Breakout Summary Report
ARM/ASR User and PI Meeting
13 - 17 March 2017
16 March 2017
10:45 AM - 12:45 PM
75
Angela Rowe and Zhe Feng (with notes provided by Yolande Serra, Samson Hagos, and Casey Burleyson)
Breakout Description
During last year’s Atmospheric System Research (ASR) Convection Workshop, major gaps in the understanding of convective processes were identified, focusing primarily on the transitional phases: boundary-layer variability to shallow clouds, shallow-to-deep transition, and upscale growth/convective organization. The overarching challenge is to determine the environmental conditions and feedback processes controlling these transitions. A list of short-term priorities using existing Atmospheric Radiation Measurement (ARM) Climate Research Facility infrastructure to address these challenges was constructed during the workshop, as well as longer-term observational needs. This breakout session will summarize this discussion from the workshop and provide a venue to discuss additional needs within the community to increase understanding of transitional convective processes.Main Discussion
The goal of this breakout session was to summarize for a broader audience the convective transition discussions from the ASR-sponsored Convection Workshop in February 2016 and to provide a venue to discuss additional observational needs within the ARM/ASR community for increasing understanding of transitional convective processes.
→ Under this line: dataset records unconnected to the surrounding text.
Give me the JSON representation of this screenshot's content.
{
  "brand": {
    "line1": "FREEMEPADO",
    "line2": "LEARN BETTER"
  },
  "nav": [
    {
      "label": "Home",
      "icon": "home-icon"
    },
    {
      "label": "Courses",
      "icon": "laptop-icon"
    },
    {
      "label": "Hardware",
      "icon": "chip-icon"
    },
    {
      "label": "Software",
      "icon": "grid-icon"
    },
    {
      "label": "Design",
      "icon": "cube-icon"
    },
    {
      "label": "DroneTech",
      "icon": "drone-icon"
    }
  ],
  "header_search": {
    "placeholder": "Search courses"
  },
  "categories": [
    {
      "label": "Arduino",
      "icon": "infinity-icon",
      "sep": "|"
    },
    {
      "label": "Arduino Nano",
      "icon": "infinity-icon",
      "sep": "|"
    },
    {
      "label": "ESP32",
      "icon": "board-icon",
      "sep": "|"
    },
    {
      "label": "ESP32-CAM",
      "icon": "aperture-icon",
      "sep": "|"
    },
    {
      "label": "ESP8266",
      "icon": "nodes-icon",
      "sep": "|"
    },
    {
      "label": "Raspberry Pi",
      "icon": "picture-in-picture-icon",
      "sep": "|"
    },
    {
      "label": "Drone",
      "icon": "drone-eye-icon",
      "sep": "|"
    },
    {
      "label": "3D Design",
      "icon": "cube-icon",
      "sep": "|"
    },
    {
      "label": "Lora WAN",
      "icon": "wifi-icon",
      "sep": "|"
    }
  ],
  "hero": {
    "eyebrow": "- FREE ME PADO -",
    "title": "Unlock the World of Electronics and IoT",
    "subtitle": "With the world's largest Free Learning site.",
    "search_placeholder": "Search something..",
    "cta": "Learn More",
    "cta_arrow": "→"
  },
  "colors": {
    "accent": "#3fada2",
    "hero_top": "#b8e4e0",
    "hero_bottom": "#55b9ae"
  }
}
Presentations and discussions were focused around short-term strategies to address these needs, including merged products from existing data sets and agile/adaptive radar operations. Presentations were selected to highlight mid-latitude continental, tropical oceanic, and tropical Amazon observations. Each presenter was asked to address the following questions:
- How do existing data products from the ARM field campaign/site address your science questions related to convective transitions? Which data products were especially helpful?
- What additional (merged) data products could be created from existing data to address your science question(s)?
- What additional observations do you wish were/could be collected to address remaining questions?
These questions then served as discussion points for the remaining hour of the session. To start the discussion, a wish list of data products from the presentations was summarized, highlighting the need for concurrent observations of microphysics, drafts, and environmental conditions in these varying regions. The desire for vertical profiles of environmental moisture across many timescales was emphasized, as well as products characterizing cloud and precipitation morphology and organization. While individual principal investigators have gridded and merged radar data from select ARM sites/field campaigns, there is a need for these products to be generated for all sites/radars, as well as for higher-order statistical information from these data sets (e.g., distributions of echo-top height, cell sizes, cell evolution). The discussion then converged on the need to improve the metadata of current data sets for searching specific cases/event types. In addition, a significant portion of the discussion focused on the need for high-resolution measurements of evolving convective cells through possible adaptive/agile radar scanning.
Key Findings
There was consensus among session participants that our community would greatly benefit from ARM data being packaged by event. This searchable catalog of events (instead of grouping by field campaigns or data sources) would be especially helpful for multi-instrument analyses of specific cases or phenomena. For this group in particular, tagging events based on echo-top heights or cloud-type classification (e.g., to isolate the occurrence of shallow clouds), HID statistics (presence of hail?), rain rate thresholds, presence of mesoscale convective systems, etc., would be helpful for describing convective transitions. This searchable metadata also could be grouped based on large-scale environmental conditions, which could be linked to merged radar cell tracking (e.g., via the Python-ARM Radar Toolkit).
In addition, a strong case was made for adaptive/agile radar scanning strategies that was motivated, in particular, by biases in vertical velocities simulated by convection-permitting models. Radar simulators applied to convection-permitting models could be useful to test and design radar scanning strategies. The upcoming deployment of a C-band ARM precipitation radar (C-SAPR2) during the Cloud, Aerosol, and Complex Terrain Interactions (CACTI) field campaign would be an excellent opportunity to apply this cell tracking scanning strategy.